SERUYAN — Keberatan resmi dilayangkan Ringowati dan anaknya, Sidik, warga Desa Rantau Pulut, terhadap pemasukan lahan mereka ke dalam Kerja Sama Operasi (KSO) Agrinas. Keduanya mengklaim tanah yang dimasukkan dalam perjanjian tersebut masih dalam status sengketa dan belum ada penyelesaian hukum yang jelas.
Lahan Sengketa Dimasukkan ke Perjanjian KSO
Menurut Ringowati, tanah yang menjadi objek sengketa itu tiba-tiba tercantum dalam dokumen KSO tanpa sepengetahuan dan persetujuannya. Ia baru mengetahui hal tersebut saat mengecek status lahan di instansi terkait.
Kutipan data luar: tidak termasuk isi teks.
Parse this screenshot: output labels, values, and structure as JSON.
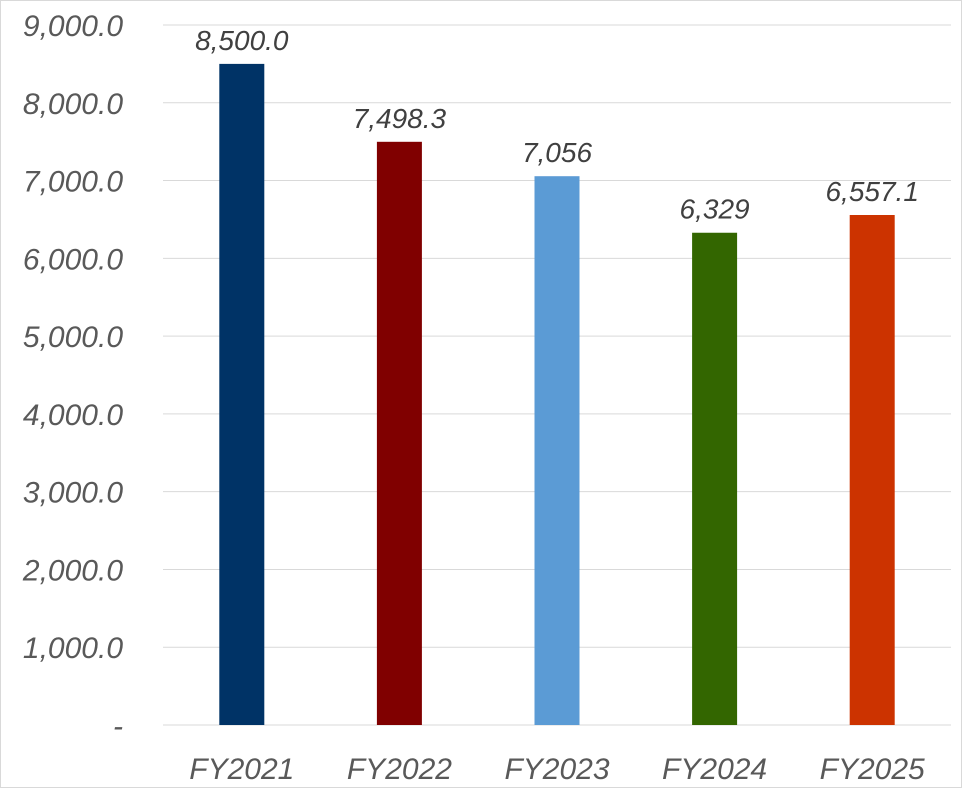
{
  "chart_data": {
    "type": "bar",
    "title": "",
    "xlabel": "",
    "ylabel": "",
    "categories": [
      "FY2021",
      "FY2022",
      "FY2023",
      "FY2024",
      "FY2025"
    ],
    "values": [
      8500.0,
      7498.3,
      7056,
      6329,
      6557.1
    ],
    "data_labels": [
      "8,500.0",
      "7,498.3",
      "7,056",
      "6,329",
      "6,557.1"
    ],
    "colors": [
      "#003366",
      "#800000",
      "#5B9BD5",
      "#336600",
      "#CC3300"
    ],
    "ylim": [
      0,
      9000
    ],
    "yticks": [
      0,
      1000,
      2000,
      3000,
      4000,
      5000,
      6000,
      7000,
      8000,
      9000
    ],
    "ytick_labels": [
      "-",
      "1,000.0",
      "2,000.0",
      "3,000.0",
      "4,000.0",
      "5,000.0",
      "6,000.0",
      "7,000.0",
      "8,000.0",
      "9,000.0"
    ],
    "grid": true,
    "legend": "none"
  }
}
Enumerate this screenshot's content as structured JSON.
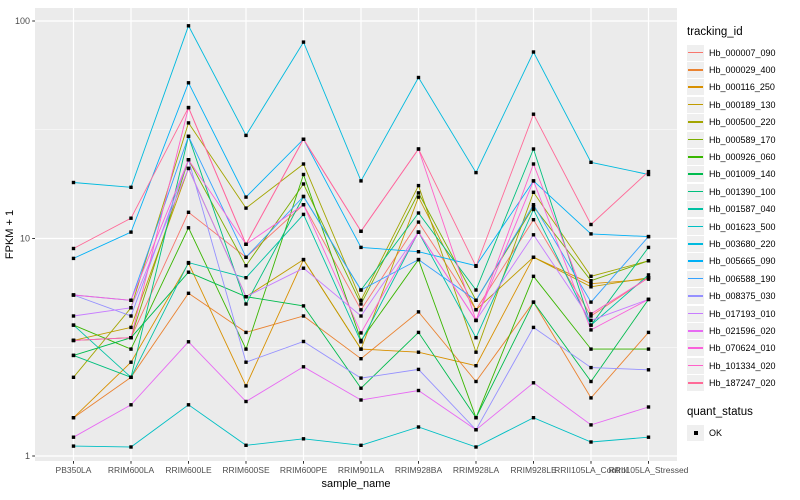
{
  "chart_data": {
    "type": "line",
    "xlabel": "sample_name",
    "ylabel": "FPKM + 1",
    "y_scale": "log10",
    "y_ticks": [
      {
        "label": "1",
        "value": 1
      },
      {
        "label": "10",
        "value": 10
      },
      {
        "label": "100",
        "value": 100
      }
    ],
    "y_minor_log": [
      0.5,
      1.5
    ],
    "ylim": [
      1,
      115
    ],
    "grid": "on",
    "legend_position": "right",
    "panel_bg": "#EBEBEB",
    "grid_color": "#FFFFFF",
    "axis_text_color": "#4D4D4D",
    "tick_color": "#333333",
    "marker_color": "#000000",
    "categories": [
      "PB350LA",
      "RRIM600LA",
      "RRIM600LE",
      "RRIM600SE",
      "RRIM600PE",
      "RRIM901LA",
      "RRIM928BA",
      "RRIM928LA",
      "RRIM928LE",
      "RRII105LA_Control",
      "RRII105LA_Stressed"
    ],
    "legend": {
      "color_title": "tracking_id",
      "shape_title": "quant_status",
      "shape_value": "OK"
    },
    "series": [
      {
        "tracking_id": "Hb_000007_090",
        "color": "#F8766D",
        "values": [
          3.4,
          3.5,
          13.2,
          8.2,
          14.3,
          4.7,
          11.9,
          4.7,
          12.2,
          4.4,
          6.6
        ]
      },
      {
        "tracking_id": "Hb_000029_400",
        "color": "#EA8331",
        "values": [
          1.5,
          2.3,
          5.6,
          3.7,
          4.4,
          2.8,
          4.6,
          2.2,
          5.1,
          1.85,
          3.7
        ]
      },
      {
        "tracking_id": "Hb_000116_250",
        "color": "#D89000",
        "values": [
          1.5,
          2.7,
          7.7,
          2.1,
          8.0,
          3.1,
          3.0,
          2.6,
          8.2,
          6.2,
          6.5
        ]
      },
      {
        "tracking_id": "Hb_000189_130",
        "color": "#C09B00",
        "values": [
          3.4,
          3.9,
          21,
          5.4,
          8.0,
          3.1,
          15.5,
          4.7,
          8.2,
          6.0,
          6.6
        ]
      },
      {
        "tracking_id": "Hb_000500_220",
        "color": "#A3A500",
        "values": [
          2.3,
          4.8,
          34,
          13.8,
          22,
          5.2,
          17.5,
          3.0,
          16.3,
          6.7,
          7.9
        ]
      },
      {
        "tracking_id": "Hb_000589_170",
        "color": "#7CAE00",
        "values": [
          3.4,
          3.5,
          23,
          7.5,
          17.8,
          5.0,
          16.2,
          5.2,
          14.0,
          6.4,
          7.9
        ]
      },
      {
        "tracking_id": "Hb_000926_060",
        "color": "#39B600",
        "values": [
          4.0,
          3.1,
          11.2,
          3.1,
          19.7,
          3.4,
          8.0,
          1.5,
          6.7,
          3.1,
          3.1
        ]
      },
      {
        "tracking_id": "Hb_001009_140",
        "color": "#00BB4E",
        "values": [
          2.9,
          3.5,
          7.0,
          5.4,
          4.9,
          2.05,
          3.7,
          1.5,
          5.1,
          2.2,
          5.25
        ]
      },
      {
        "tracking_id": "Hb_001390_100",
        "color": "#00BF7D",
        "values": [
          2.9,
          2.3,
          29.5,
          5.0,
          15.6,
          5.8,
          13.1,
          5.8,
          25.8,
          4.0,
          9.1
        ]
      },
      {
        "tracking_id": "Hb_001587_040",
        "color": "#00C1A3",
        "values": [
          4.0,
          2.3,
          7.75,
          6.6,
          12.9,
          3.35,
          10.7,
          3.5,
          13.6,
          4.0,
          6.8
        ]
      },
      {
        "tracking_id": "Hb_001623_500",
        "color": "#00BFC4",
        "values": [
          1.11,
          1.1,
          1.72,
          1.12,
          1.2,
          1.12,
          1.36,
          1.1,
          1.5,
          1.16,
          1.22
        ]
      },
      {
        "tracking_id": "Hb_003680_220",
        "color": "#00BADE",
        "values": [
          18.1,
          17.2,
          95,
          29.8,
          80,
          18.4,
          55,
          20.1,
          72,
          22.4,
          19.7
        ]
      },
      {
        "tracking_id": "Hb_005665_090",
        "color": "#00B0F6",
        "values": [
          8.1,
          10.7,
          52,
          15.5,
          28.6,
          9.1,
          8.7,
          7.5,
          18.4,
          10.5,
          10.2
        ]
      },
      {
        "tracking_id": "Hb_006588_190",
        "color": "#35A2FF",
        "values": [
          5.5,
          5.2,
          29.5,
          8.2,
          15.6,
          5.8,
          8.0,
          5.2,
          14.3,
          5.1,
          10.2
        ]
      },
      {
        "tracking_id": "Hb_008375_030",
        "color": "#9590FF",
        "values": [
          5.5,
          4.4,
          23,
          2.7,
          3.36,
          2.28,
          2.5,
          1.32,
          3.9,
          2.55,
          2.49
        ]
      },
      {
        "tracking_id": "Hb_017193_010",
        "color": "#C77CFF",
        "values": [
          4.4,
          4.8,
          21,
          5.4,
          7.3,
          4.4,
          10.7,
          4.2,
          10.4,
          4.2,
          5.25
        ]
      },
      {
        "tracking_id": "Hb_021596_020",
        "color": "#E76BF3",
        "values": [
          1.22,
          1.72,
          3.35,
          1.78,
          2.57,
          1.81,
          2.0,
          1.32,
          2.17,
          1.39,
          1.68
        ]
      },
      {
        "tracking_id": "Hb_070624_010",
        "color": "#FA62DB",
        "values": [
          5.5,
          5.2,
          23,
          9.4,
          14.3,
          3.68,
          10.7,
          4.2,
          18.4,
          3.8,
          5.25
        ]
      },
      {
        "tracking_id": "Hb_101334_020",
        "color": "#FF61C9",
        "values": [
          3.4,
          3.5,
          40,
          9.4,
          28.6,
          10.8,
          25.8,
          4.2,
          22,
          4.5,
          6.6
        ]
      },
      {
        "tracking_id": "Hb_187247_020",
        "color": "#FF6A98",
        "values": [
          9.0,
          12.4,
          40,
          9.4,
          28.6,
          10.8,
          25.8,
          7.45,
          37.3,
          11.6,
          20.3
        ]
      }
    ]
  }
}
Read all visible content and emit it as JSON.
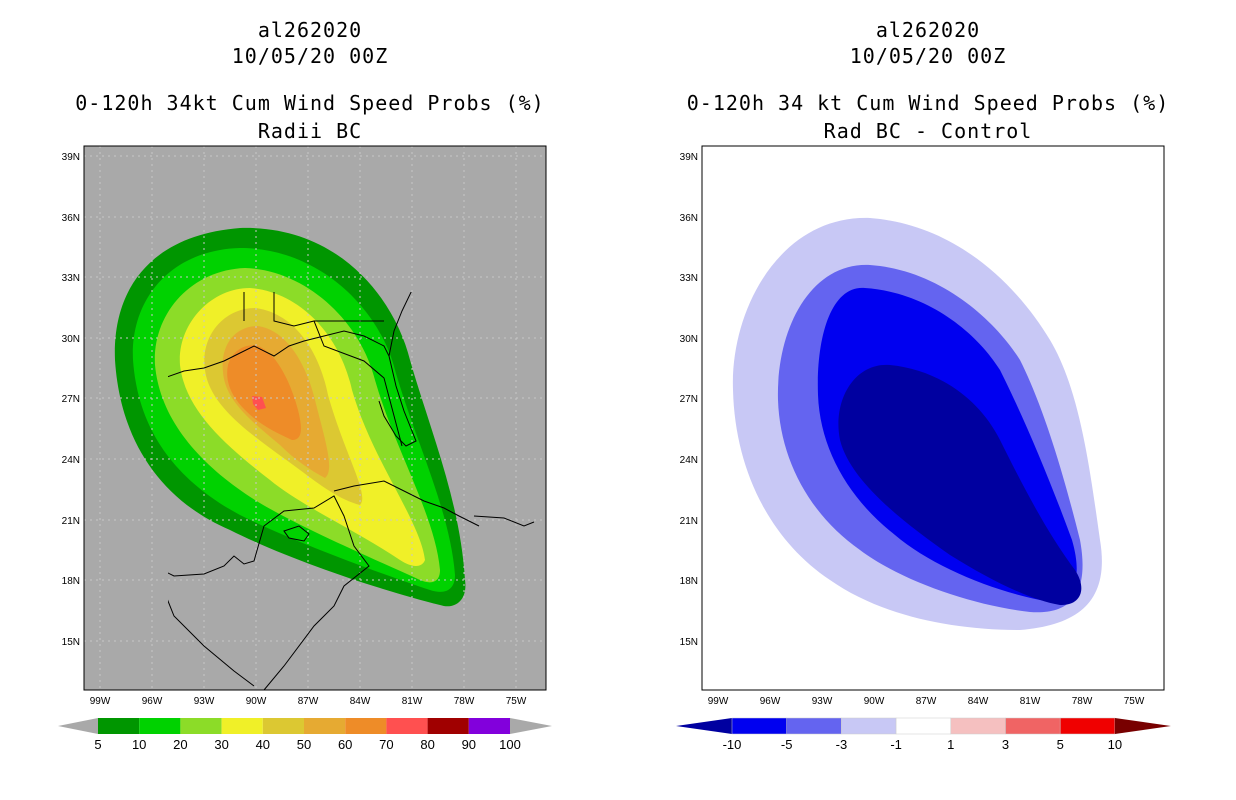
{
  "left_panel": {
    "storm_id": "al262020",
    "datetime": "10/05/20 00Z",
    "title": "0-120h 34kt Cum Wind Speed Probs (%)",
    "subtitle": "Radii BC",
    "background_color": "#a9a9a9",
    "colorbar": {
      "labels": [
        "5",
        "10",
        "20",
        "30",
        "40",
        "50",
        "60",
        "70",
        "80",
        "90",
        "100"
      ],
      "colors": [
        "#009600",
        "#00d200",
        "#8cdc28",
        "#f0f028",
        "#dcc832",
        "#e6aa32",
        "#ee8c28",
        "#ff5050",
        "#a00000",
        "#8200dc"
      ]
    }
  },
  "right_panel": {
    "storm_id": "al262020",
    "datetime": "10/05/20 00Z",
    "title": "0-120h 34 kt Cum Wind Speed Probs (%)",
    "subtitle": "Rad BC - Control",
    "background_color": "#ffffff",
    "colorbar": {
      "labels": [
        "-10",
        "-5",
        "-3",
        "-1",
        "1",
        "3",
        "5",
        "10"
      ],
      "colors": [
        "#0000a0",
        "#0000f0",
        "#6464f0",
        "#c8c8f5",
        "#ffffff",
        "#f5c0c0",
        "#f06464",
        "#f00000",
        "#780000"
      ]
    }
  },
  "axes": {
    "lat_labels": [
      "39N",
      "36N",
      "33N",
      "30N",
      "27N",
      "24N",
      "21N",
      "18N",
      "15N"
    ],
    "lon_labels": [
      "99W",
      "96W",
      "93W",
      "90W",
      "87W",
      "84W",
      "81W",
      "78W",
      "75W"
    ]
  }
}
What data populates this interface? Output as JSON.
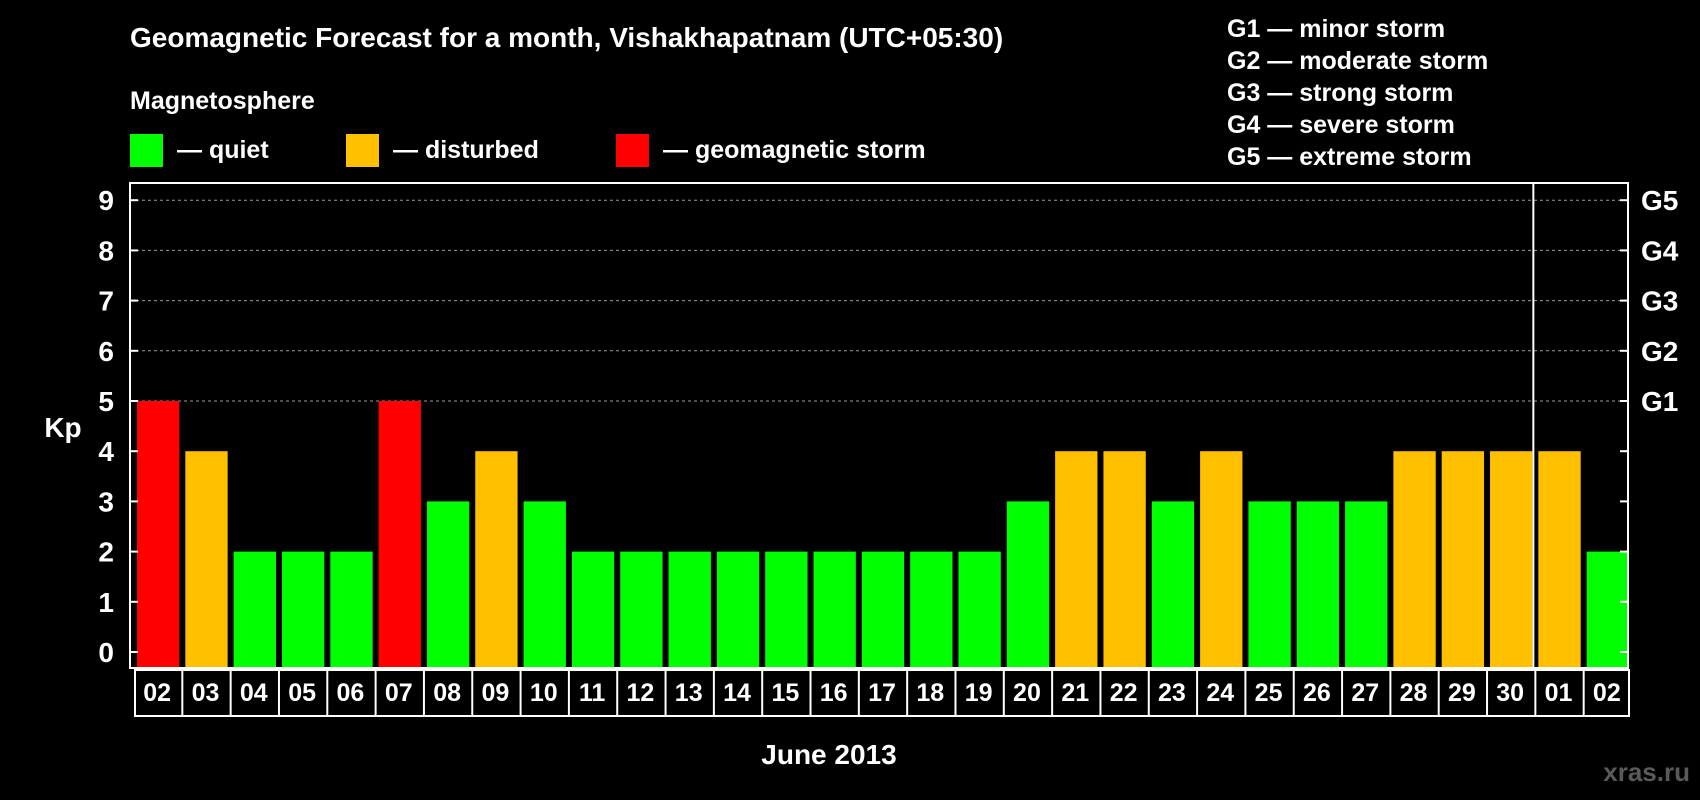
{
  "chart_data": {
    "type": "bar",
    "title": "Geomagnetic Forecast for a month, Vishakhapatnam (UTC+05:30)",
    "legend": {
      "heading": "Magnetosphere",
      "items": [
        {
          "key": "quiet",
          "label": "— quiet",
          "color": "#00FF00"
        },
        {
          "key": "disturbed",
          "label": "— disturbed",
          "color": "#FFC000"
        },
        {
          "key": "storm",
          "label": "— geomagnetic storm",
          "color": "#FF0000"
        }
      ]
    },
    "storm_scale": [
      "G1 — minor storm",
      "G2 — moderate storm",
      "G3 — strong storm",
      "G4 — severe storm",
      "G5 — extreme storm"
    ],
    "ylabel": "Kp",
    "xlabel": "June 2013",
    "ylim": [
      0,
      9
    ],
    "yticks": [
      "0",
      "1",
      "2",
      "3",
      "4",
      "5",
      "6",
      "7",
      "8",
      "9"
    ],
    "right_ticks": [
      {
        "kp": 5,
        "label": "G1"
      },
      {
        "kp": 6,
        "label": "G2"
      },
      {
        "kp": 7,
        "label": "G3"
      },
      {
        "kp": 8,
        "label": "G4"
      },
      {
        "kp": 9,
        "label": "G5"
      }
    ],
    "grid": "dashed at Kp 5-9",
    "month_separator_after_index": 28,
    "categories": [
      "02",
      "03",
      "04",
      "05",
      "06",
      "07",
      "08",
      "09",
      "10",
      "11",
      "12",
      "13",
      "14",
      "15",
      "16",
      "17",
      "18",
      "19",
      "20",
      "21",
      "22",
      "23",
      "24",
      "25",
      "26",
      "27",
      "28",
      "29",
      "30",
      "01",
      "02"
    ],
    "values": [
      5,
      4,
      2,
      2,
      2,
      5,
      3,
      4,
      3,
      2,
      2,
      2,
      2,
      2,
      2,
      2,
      2,
      2,
      3,
      4,
      4,
      3,
      4,
      3,
      3,
      3,
      4,
      4,
      4,
      4,
      2
    ]
  },
  "watermark": "xras.ru"
}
"Kami tidak pernah menandatangani atau memberikan izin atas lahan ini untuk dimasukkan ke dalam KSO," ujar Ringowati saat ditemui di kediamannya.
Dasar Keberatan Warga Rantau Pulut
Keberatan yang diajukan Ringowati dan Sidik didasari oleh fakta bahwa lahan tersebut masih dalam proses sengketa di tingkat desa dan belum ada putusan final. Pemasukan lahan ke skema KSO dinilai prematur dan berpotensi merugikan hak kepemilikan mereka.
Sidik menambahkan, pihaknya sudah melaporkan temuan ini ke aparat desa dan meminta agar dokumen KSO ditinjau ulang. "Kami minta lahan ini dikeluarkan dulu dari perjanjian sampai ada kejelasan hukum," tegasnya.
Apa Langkah Selanjutnya bagi Warga?
Hingga berita ini diturunkan, Ringowati dan Sidik masih menunggu respons resmi dari PT Agrinas dan pemerintah desa setempat. Mereka berencana menempuh jalur hukum jika keberatan mereka tidak diindahkan.
Kasus ini menambah catatan panjang sengketa lahan di Kalimantan Tengah yang kerap melibatkan perusahaan dan warga pemilik tanah ulayat atau hak milik.